* Federal Spending By the Numbers 2008
The Heritage Foundation has created an important economics lesson that is very instructive, very current and very do-able even for math dummies. As Brian M. Riedl puts it, "Before the nation can come together on federal budget solutions, it has to agree on the basic budget facts. This paper provides 12 pages of tables, charts, graphs, and bullet-point explanations of recent trends in federal spending. Updated with the most recent 2008 budget estimates, most of the underlying data come directly from the Office of Management and Budget (OMB) and the Congressional Budget Office (CBO)."

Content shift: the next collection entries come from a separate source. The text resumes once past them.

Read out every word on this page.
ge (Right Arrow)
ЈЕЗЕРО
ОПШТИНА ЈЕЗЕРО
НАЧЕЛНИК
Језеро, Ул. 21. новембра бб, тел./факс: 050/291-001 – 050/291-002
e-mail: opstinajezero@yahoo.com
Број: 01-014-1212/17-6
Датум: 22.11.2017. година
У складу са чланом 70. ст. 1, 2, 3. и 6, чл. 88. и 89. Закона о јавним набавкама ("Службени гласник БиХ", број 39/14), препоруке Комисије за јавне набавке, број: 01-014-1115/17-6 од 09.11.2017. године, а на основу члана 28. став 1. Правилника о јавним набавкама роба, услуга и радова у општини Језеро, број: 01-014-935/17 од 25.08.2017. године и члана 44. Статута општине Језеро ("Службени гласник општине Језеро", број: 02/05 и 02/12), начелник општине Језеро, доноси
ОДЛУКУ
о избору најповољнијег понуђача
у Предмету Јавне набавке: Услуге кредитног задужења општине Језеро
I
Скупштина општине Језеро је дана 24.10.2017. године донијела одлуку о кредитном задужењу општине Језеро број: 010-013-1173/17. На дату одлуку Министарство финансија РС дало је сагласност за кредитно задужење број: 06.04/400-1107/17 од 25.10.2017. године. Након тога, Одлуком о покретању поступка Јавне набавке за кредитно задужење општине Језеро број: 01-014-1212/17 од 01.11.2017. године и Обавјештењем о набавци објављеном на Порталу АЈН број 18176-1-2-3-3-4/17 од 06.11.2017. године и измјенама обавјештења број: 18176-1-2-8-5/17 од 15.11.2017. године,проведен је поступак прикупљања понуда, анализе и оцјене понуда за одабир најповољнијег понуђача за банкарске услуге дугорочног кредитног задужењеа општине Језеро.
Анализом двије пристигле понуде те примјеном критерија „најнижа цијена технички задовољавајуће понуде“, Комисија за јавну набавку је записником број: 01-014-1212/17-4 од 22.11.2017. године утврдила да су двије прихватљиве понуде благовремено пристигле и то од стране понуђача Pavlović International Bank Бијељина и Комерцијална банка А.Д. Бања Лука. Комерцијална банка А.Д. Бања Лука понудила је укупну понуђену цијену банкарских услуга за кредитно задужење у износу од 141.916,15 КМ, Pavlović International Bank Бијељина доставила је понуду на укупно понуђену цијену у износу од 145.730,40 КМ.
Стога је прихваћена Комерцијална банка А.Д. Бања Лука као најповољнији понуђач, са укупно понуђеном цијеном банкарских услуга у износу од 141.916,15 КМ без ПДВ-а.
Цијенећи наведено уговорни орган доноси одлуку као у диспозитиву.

* Cheers for Chile’s Chicago Boys
Guy Sorman, French journalist, economist, philosopher and author of many books (including Empire of Lies: The Truth About China in the Twenty-First Century due out next month) has written a fascinating article for City Journal describing how conservative and creative economic policies (the two are not antithetical, by the way) are transforming such South American nations as Brazil, Colombia, Costa Rica, Paraguay, Peru, Uruguay, and especially, Chile. These countries are democratic, progressive and oriented to the free market philosophy Americans associate with Milton Friedman. On the other hand, other South American nations prove a tragic contrast, remaining stuck in the poverty, paranoia and repression of that so often marks the Marxist left.
The article represents an engaging success story which, like the first item I mentioned in this weekend's recommendations, can be understood and appreciated even by mere Liberal Arts majors like myself.
* Tributes to William F. Buckley
Earlier in the week I listed a few noteworthy tributes written after the passing of this great American. Many, many others have followed. You can find them all over the web this weekend but here are just a few sources I'd suggest trying: National Review Online; Claremont Institute; Weekly Standard; and this particular article at the Heritage Foundation.